Milos wanted to scream: Not one man! He was a decoy, a set up to make it look like one man could take out two of mine! It's all a plot, a conspiracy to ruin me!

But he would be shouting at the deaf. The only ones listening were on the other end of the bugs in his offices, maybe even here in his personal car.

The thought made him hunger for fresh air.

"Pull over," he told Pera.

He got out at the corner of East Eighty-fifth. He saw Pera looking nervously about. He was spooked. Vuk and Ivo this morning… who would be next?

"Wait here," he said, and began to walk east.

He had decided to take the matter into his own hands. If he could not trust his men, his phones, his offices, his cars, that left him with one resource: himself. He would track down his tormentors and personally dispose of them. It was the only means left to him to salvage his honor.

But he possessed only one hard fact about his enemy: the first call from the so-called East Hampton Environmental Protection Committee had come from a phone on the corner of East Eighty-seventh Street and Third Avenue. That was it. The rest—the man in the car in the security video, for instance—was all speculation.

He reached Third Avenue and turned uptown. Two blocks later he was standing before the phone. He would deal soon, very soon, with the man in the video, and perhaps with his woman and child if need be. But Milos needed to do this first. He needed to be in this place, to stand where his enemy had stood and pushed these numbered buttons to dial his number and taunt him.

Why here? he wondered, turning in a slow circle. Why did you choose this particular—?

He stopped when he saw the high-rise co-op. He knew that building. Last fall he'd had one of his men look up the address. He'd barely glanced at the numbers before handing the slip to Pera and saying, "Drive by this address."

But the building was unforgettable… Dr. Luc Monnet's building.

Milos whirled and slammed his hand against the phone booth's shield, frightening an old woman passing by. He turned away before she could recognize him, and cursed himself for not being more attentive, for letting underlings do too much. If he'd been paying attention last fall he would have connected the location of the phone with Monnet last Friday. He could have brought all this to a halt that very night. And then there would have been no second rain of filthy oil, no helicopter debacle, and no humiliating videotape playing and replaying nationwide today.

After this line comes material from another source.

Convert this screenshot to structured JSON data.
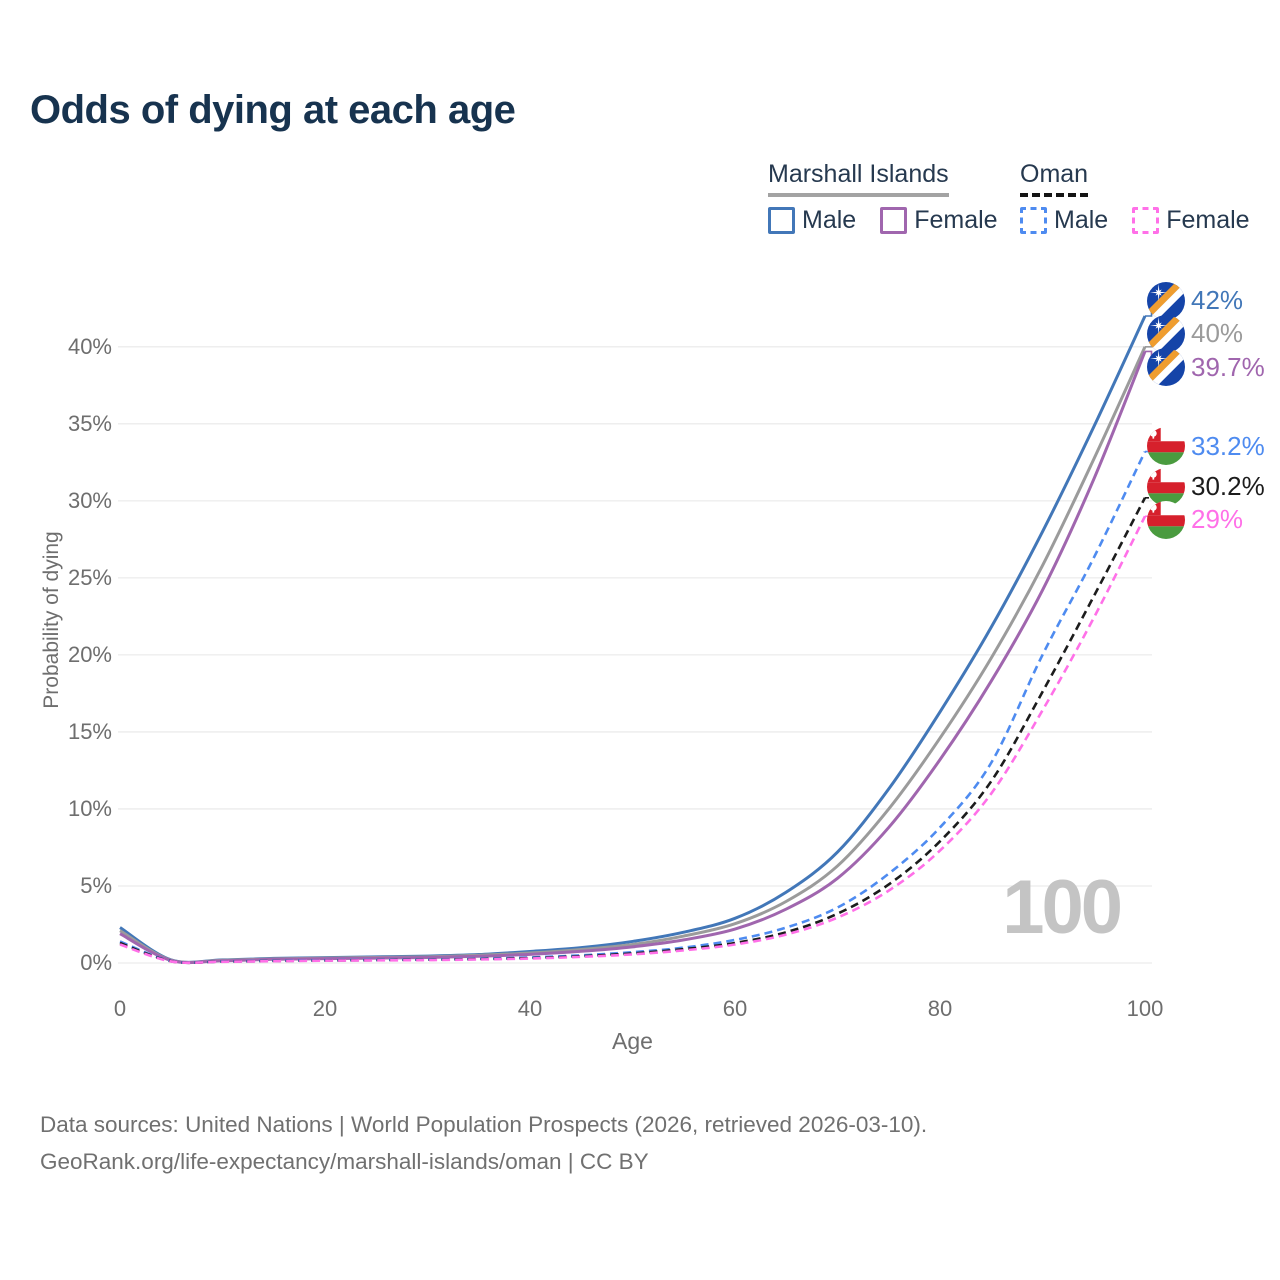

He canned himself. That was in the past. That was done. He could not change it. But he could avenge himself.

Because it was all so clear now.

Monnet and his partners wanted him locked up and out of the way, leaving them a clear field to tie up all the Loki trade for themselves.

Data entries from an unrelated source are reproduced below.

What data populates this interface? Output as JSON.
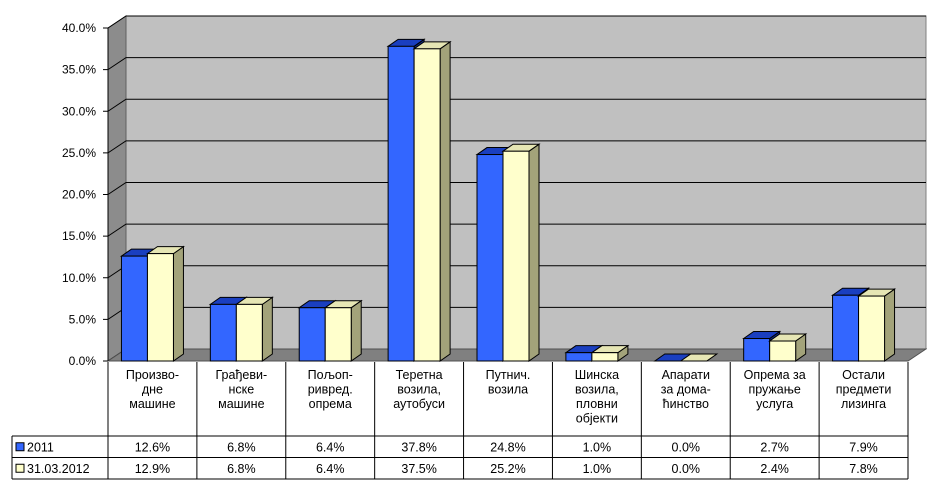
{
  "chart_data": {
    "type": "bar",
    "title": "",
    "xlabel": "",
    "ylabel": "",
    "ylim": [
      0,
      40
    ],
    "y_tick_step": 5,
    "y_tick_labels": [
      "0.0%",
      "5.0%",
      "10.0%",
      "15.0%",
      "20.0%",
      "25.0%",
      "30.0%",
      "35.0%",
      "40.0%"
    ],
    "grid": true,
    "style": "3d-clustered-columns-with-data-table",
    "categories": [
      [
        "Произво-",
        "дне",
        "машине"
      ],
      [
        "Грађеви-",
        "нске",
        "машине"
      ],
      [
        "Пољоп-",
        "ривред.",
        "опрема"
      ],
      [
        "Теретна",
        "возила,",
        "аутобуси"
      ],
      [
        "Путнич.",
        "возила"
      ],
      [
        "Шинска",
        "возила,",
        "пловни",
        "објекти"
      ],
      [
        "Апарати",
        "за дома-",
        "ћинство"
      ],
      [
        "Опрема за",
        "пружање",
        "услуга"
      ],
      [
        "Остали",
        "предмети",
        "лизинга"
      ]
    ],
    "series": [
      {
        "name": "2011",
        "color": "#3366ff",
        "values": [
          12.6,
          6.8,
          6.4,
          37.8,
          24.8,
          1.0,
          0.0,
          2.7,
          7.9
        ],
        "labels": [
          "12.6%",
          "6.8%",
          "6.4%",
          "37.8%",
          "24.8%",
          "1.0%",
          "0.0%",
          "2.7%",
          "7.9%"
        ]
      },
      {
        "name": "31.03.2012",
        "color": "#ffffcc",
        "values": [
          12.9,
          6.8,
          6.4,
          37.5,
          25.2,
          1.0,
          0.0,
          2.4,
          7.8
        ],
        "labels": [
          "12.9%",
          "6.8%",
          "6.4%",
          "37.5%",
          "25.2%",
          "1.0%",
          "0.0%",
          "2.4%",
          "7.8%"
        ]
      }
    ],
    "colors": {
      "wall": "#c0c0c0",
      "floor": "#808080",
      "side_wall": "#8c8c8c",
      "gridline": "#000000",
      "series1_top": "#1a3fc0",
      "series1_side": "#102a80",
      "series2_top": "#e6e6b4",
      "series2_side": "#a3a37a"
    }
  }
}
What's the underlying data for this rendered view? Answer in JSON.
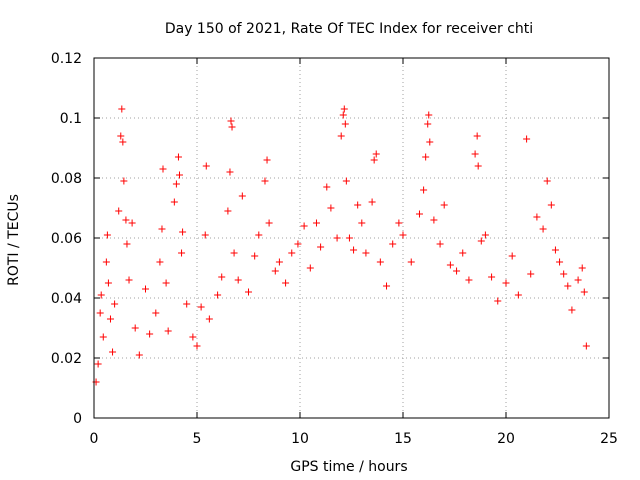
{
  "chart_data": {
    "type": "scatter",
    "title": "Day 150 of 2021, Rate Of TEC Index for receiver chti",
    "xlabel": "GPS time / hours",
    "ylabel": "ROTI / TECUs",
    "xlim": [
      0,
      25
    ],
    "ylim": [
      0,
      0.12
    ],
    "xticks": [
      0,
      5,
      10,
      15,
      20,
      25
    ],
    "xtick_labels": [
      "0",
      "5",
      "10",
      "15",
      "20",
      "25"
    ],
    "yticks": [
      0,
      0.02,
      0.04,
      0.06,
      0.08,
      0.1,
      0.12
    ],
    "ytick_labels": [
      "0",
      "0.02",
      "0.04",
      "0.06",
      "0.08",
      "0.1",
      "0.12"
    ],
    "grid": true,
    "marker": "plus",
    "color": "#ff0000",
    "series": [
      {
        "points": [
          [
            0.1,
            0.012
          ],
          [
            0.2,
            0.018
          ],
          [
            0.3,
            0.035
          ],
          [
            0.35,
            0.041
          ],
          [
            0.45,
            0.027
          ],
          [
            0.6,
            0.052
          ],
          [
            0.65,
            0.061
          ],
          [
            0.7,
            0.045
          ],
          [
            0.8,
            0.033
          ],
          [
            0.9,
            0.022
          ],
          [
            1.0,
            0.038
          ],
          [
            1.2,
            0.069
          ],
          [
            1.3,
            0.094
          ],
          [
            1.35,
            0.103
          ],
          [
            1.4,
            0.092
          ],
          [
            1.45,
            0.079
          ],
          [
            1.55,
            0.066
          ],
          [
            1.6,
            0.058
          ],
          [
            1.7,
            0.046
          ],
          [
            1.85,
            0.065
          ],
          [
            2.0,
            0.03
          ],
          [
            2.2,
            0.021
          ],
          [
            2.5,
            0.043
          ],
          [
            2.7,
            0.028
          ],
          [
            3.0,
            0.035
          ],
          [
            3.2,
            0.052
          ],
          [
            3.3,
            0.063
          ],
          [
            3.35,
            0.083
          ],
          [
            3.5,
            0.045
          ],
          [
            3.6,
            0.029
          ],
          [
            3.9,
            0.072
          ],
          [
            4.0,
            0.078
          ],
          [
            4.1,
            0.087
          ],
          [
            4.15,
            0.081
          ],
          [
            4.25,
            0.055
          ],
          [
            4.3,
            0.062
          ],
          [
            4.5,
            0.038
          ],
          [
            4.8,
            0.027
          ],
          [
            5.0,
            0.024
          ],
          [
            5.2,
            0.037
          ],
          [
            5.4,
            0.061
          ],
          [
            5.45,
            0.084
          ],
          [
            5.6,
            0.033
          ],
          [
            6.0,
            0.041
          ],
          [
            6.2,
            0.047
          ],
          [
            6.5,
            0.069
          ],
          [
            6.6,
            0.082
          ],
          [
            6.65,
            0.099
          ],
          [
            6.7,
            0.097
          ],
          [
            6.8,
            0.055
          ],
          [
            7.0,
            0.046
          ],
          [
            7.2,
            0.074
          ],
          [
            7.5,
            0.042
          ],
          [
            7.8,
            0.054
          ],
          [
            8.0,
            0.061
          ],
          [
            8.3,
            0.079
          ],
          [
            8.4,
            0.086
          ],
          [
            8.5,
            0.065
          ],
          [
            8.8,
            0.049
          ],
          [
            9.0,
            0.052
          ],
          [
            9.3,
            0.045
          ],
          [
            9.6,
            0.055
          ],
          [
            9.9,
            0.058
          ],
          [
            10.2,
            0.064
          ],
          [
            10.5,
            0.05
          ],
          [
            10.8,
            0.065
          ],
          [
            11.0,
            0.057
          ],
          [
            11.3,
            0.077
          ],
          [
            11.5,
            0.07
          ],
          [
            11.8,
            0.06
          ],
          [
            12.0,
            0.094
          ],
          [
            12.1,
            0.101
          ],
          [
            12.15,
            0.103
          ],
          [
            12.2,
            0.098
          ],
          [
            12.25,
            0.079
          ],
          [
            12.4,
            0.06
          ],
          [
            12.6,
            0.056
          ],
          [
            12.8,
            0.071
          ],
          [
            13.0,
            0.065
          ],
          [
            13.2,
            0.055
          ],
          [
            13.5,
            0.072
          ],
          [
            13.6,
            0.086
          ],
          [
            13.7,
            0.088
          ],
          [
            13.9,
            0.052
          ],
          [
            14.2,
            0.044
          ],
          [
            14.5,
            0.058
          ],
          [
            14.8,
            0.065
          ],
          [
            15.0,
            0.061
          ],
          [
            15.4,
            0.052
          ],
          [
            15.8,
            0.068
          ],
          [
            16.0,
            0.076
          ],
          [
            16.1,
            0.087
          ],
          [
            16.2,
            0.098
          ],
          [
            16.25,
            0.101
          ],
          [
            16.3,
            0.092
          ],
          [
            16.5,
            0.066
          ],
          [
            16.8,
            0.058
          ],
          [
            17.0,
            0.071
          ],
          [
            17.3,
            0.051
          ],
          [
            17.6,
            0.049
          ],
          [
            17.9,
            0.055
          ],
          [
            18.2,
            0.046
          ],
          [
            18.5,
            0.088
          ],
          [
            18.6,
            0.094
          ],
          [
            18.65,
            0.084
          ],
          [
            18.8,
            0.059
          ],
          [
            19.0,
            0.061
          ],
          [
            19.3,
            0.047
          ],
          [
            19.6,
            0.039
          ],
          [
            20.0,
            0.045
          ],
          [
            20.3,
            0.054
          ],
          [
            20.6,
            0.041
          ],
          [
            21.0,
            0.093
          ],
          [
            21.2,
            0.048
          ],
          [
            21.5,
            0.067
          ],
          [
            21.8,
            0.063
          ],
          [
            22.0,
            0.079
          ],
          [
            22.2,
            0.071
          ],
          [
            22.4,
            0.056
          ],
          [
            22.6,
            0.052
          ],
          [
            22.8,
            0.048
          ],
          [
            23.0,
            0.044
          ],
          [
            23.2,
            0.036
          ],
          [
            23.5,
            0.046
          ],
          [
            23.7,
            0.05
          ],
          [
            23.8,
            0.042
          ],
          [
            23.9,
            0.024
          ]
        ]
      }
    ]
  }
}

Fair enough. If Milos could have figured a way to produce the drug on his own, he would have cut them out long ago. That was business.

But to humiliate him so publicly. This went beyond business.

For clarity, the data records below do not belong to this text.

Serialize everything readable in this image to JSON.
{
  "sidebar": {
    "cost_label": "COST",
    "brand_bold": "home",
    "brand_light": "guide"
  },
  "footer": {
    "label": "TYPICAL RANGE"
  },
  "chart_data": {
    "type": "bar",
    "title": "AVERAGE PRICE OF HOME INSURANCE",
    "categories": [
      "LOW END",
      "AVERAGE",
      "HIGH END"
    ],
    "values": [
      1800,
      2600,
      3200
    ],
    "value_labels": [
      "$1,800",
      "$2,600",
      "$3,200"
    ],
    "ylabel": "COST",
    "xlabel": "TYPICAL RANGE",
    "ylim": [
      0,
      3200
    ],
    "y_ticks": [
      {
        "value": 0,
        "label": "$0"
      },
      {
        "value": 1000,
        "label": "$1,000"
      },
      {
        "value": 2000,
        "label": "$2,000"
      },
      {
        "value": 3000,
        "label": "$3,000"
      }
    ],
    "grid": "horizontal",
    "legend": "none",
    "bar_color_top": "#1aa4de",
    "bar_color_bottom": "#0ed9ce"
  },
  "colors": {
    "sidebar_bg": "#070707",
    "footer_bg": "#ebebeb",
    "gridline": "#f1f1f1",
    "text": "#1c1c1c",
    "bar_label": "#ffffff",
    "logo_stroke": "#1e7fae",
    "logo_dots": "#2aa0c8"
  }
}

And all Monnet's idea, he was sure.

He ground his teeth. Monnet… Milos never would have guessed that prissy, pissy little frog had the turn of mind to conceive such a scheme, let alone the guts to execute it. But here was the evidence, staring him squarely in the face.

Motive and opportunity—Monnet had both.

Listen to me. I sound like a fucking cop.

But it was true. Same for Monnet's brother worms, Garrison and Edwards.

Time to turn the tables. Time to square accounts and balance the scales. Only blood would settle this.

Unfortunately that would mean a shutdown of the Loki pipeline—a slaughtering of the goose that laid the golden egg. Bad business. But his honor demanded this. He could put no price on it.

Besides, he had his millions stashed in the Caymans and Switzerland. Once he settled accounts he would disappear for a while, go abroad for a year or two. This city, this country had now been tainted for him by Monnet and his partners.

Milos began walking back the way he had come. So forget about the man in the security video now. Why waste time with him when he would only lead Milos back here, to the GEM Pharma partners.

The partners… Milos would have to think of a way to settle with all three. And since he no longer could trust anyone, he would have to do it alone.